Tuesday, September 26, 2006


Flipper's American Hardcore.


Just as I was about to slit my wrists over local club closings Flipper flew into town. Here for a last slam at CBGB's and then the screening of American Hardcore. The documentary covered every local scene from NY to Orange County, explaining it in general terms, as a response to the Reagan years. Filmmakers gave fans and bands their due props, as young people resisted, creating community through subculture, style and sounds. But we got bored as they glazed over the critical issues that incited young white males into a crisis in masculinity----disinvestment, the decline of the American working class, rise of the service sector and the impact of deskilling. M.I.A. along with hardcore analysis was Jello Biafra but Henry Rollins was in top form--and the music said the rest.
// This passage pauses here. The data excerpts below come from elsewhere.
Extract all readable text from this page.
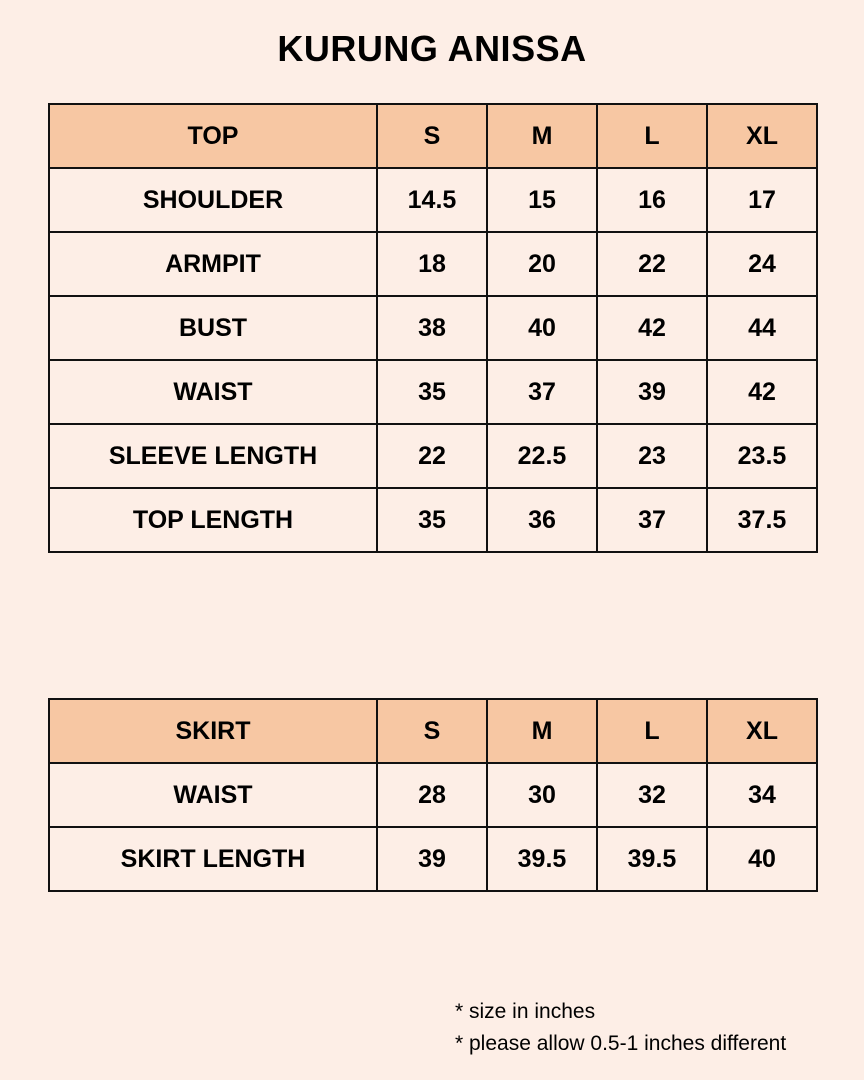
KURUNG ANISSA
TOP	S	M	L	XL
SHOULDER	14.5	15	16	17
ARMPIT	18	20	22	24
BUST	38	40	42	44
WAIST	35	37	39	42
SLEEVE LENGTH	22	22.5	23	23.5
TOP LENGTH	35	36	37	37.5
SKIRT	S	M	L	XL
WAIST	28	30	32	34
SKIRT LENGTH	39	39.5	39.5	40
* size in inches
* please allow 0.5-1 inches different
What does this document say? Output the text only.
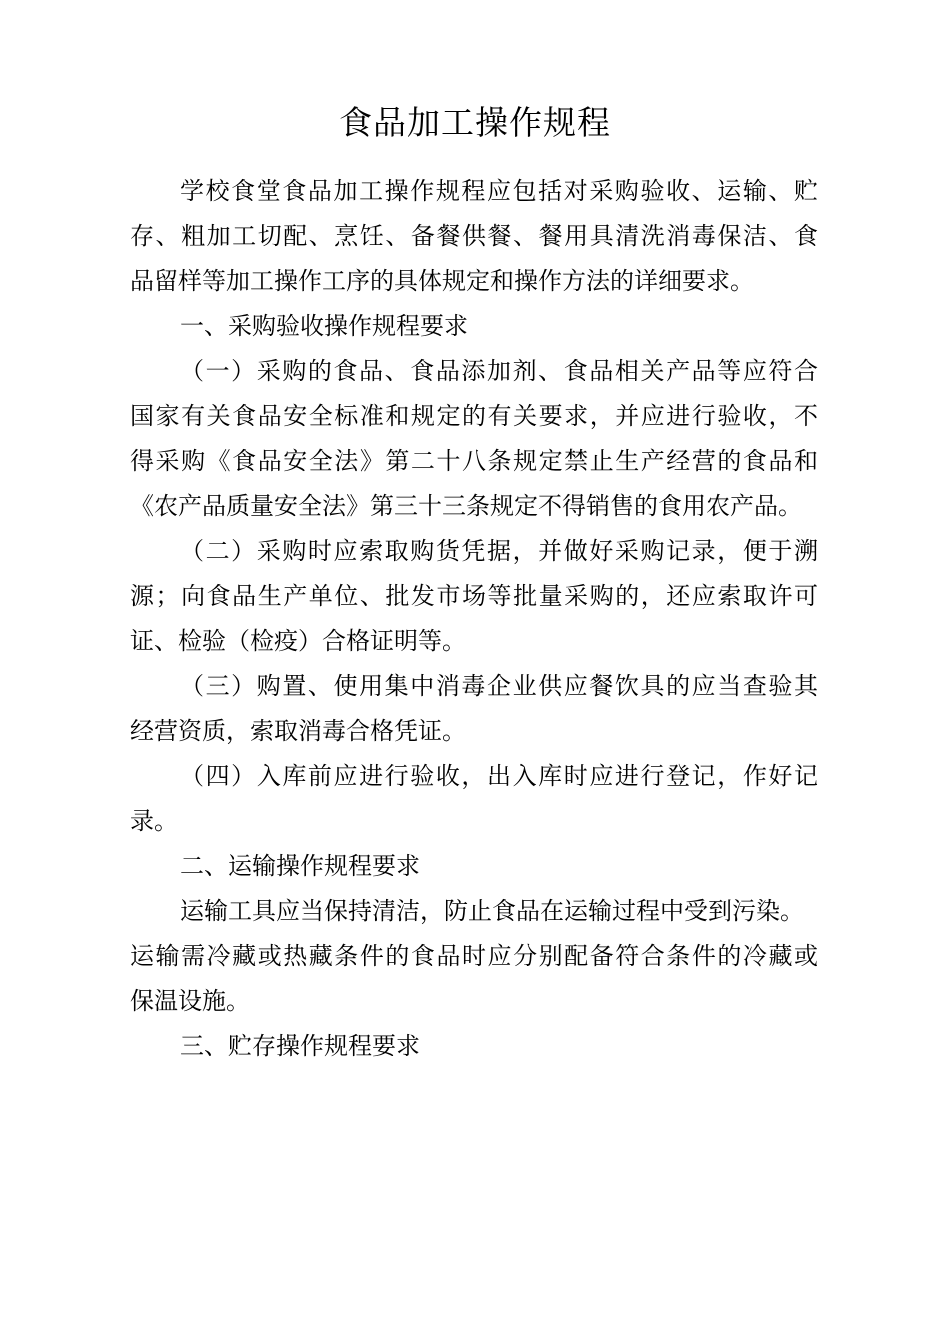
食品加工操作规程

学校食堂食品加工操作规程应包括对采购验收、运输、贮

存、粗加工切配、烹饪、备餐供餐、餐用具清洗消毒保洁、食

品留样等加工操作工序的具体规定和操作方法的详细要求。

一、采购验收操作规程要求

（一）采购的食品、食品添加剂、食品相关产品等应符合

国家有关食品安全标准和规定的有关要求，并应进行验收，不

得采购《食品安全法》第二十八条规定禁止生产经营的食品和

《农产品质量安全法》第三十三条规定不得销售的食用农产品。

（二）采购时应索取购货凭据，并做好采购记录，便于溯

源；向食品生产单位、批发市场等批量采购的，还应索取许可

证、检验（检疫）合格证明等。

（三）购置、使用集中消毒企业供应餐饮具的应当查验其

经营资质，索取消毒合格凭证。

（四）入库前应进行验收，出入库时应进行登记，作好记

录。

二、运输操作规程要求

运输工具应当保持清洁，防止食品在运输过程中受到污染。

运输需冷藏或热藏条件的食品时应分别配备符合条件的冷藏或

保温设施。

三、贮存操作规程要求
At the after-party at Stereo, Moby sat in with Flipper, and the audience included the likes of Jism Ism, Steve Buscemi and Bob Gruen. I've been a Flipper fan since 1979. I met the fish freaks in San Francisco, bought the t-shirts and at least five back-up copies of generic Flipper in vinyl. Though they sound as hard and sick now as they did then, something has changed. Hardcore was always strictly boyztown. In the early daze the grrrls just sat on the sidelines (yawn), out there on the margins, watching. Waiting on our guys, holding their beers and leather jackets while they worked the pit for Murphy's Law, 7 Seconds, Agnostic Front, Ism, Minutemen, Bad Brains, and M.D.C. Then one day--I'm not sure when--the grrrls jumped in for themselves, leaving the jackets in the dust. Empowered by sweat, beer & antihistamines HC shows taught us all how to claim space for ourselves. For this, we are forever grateful.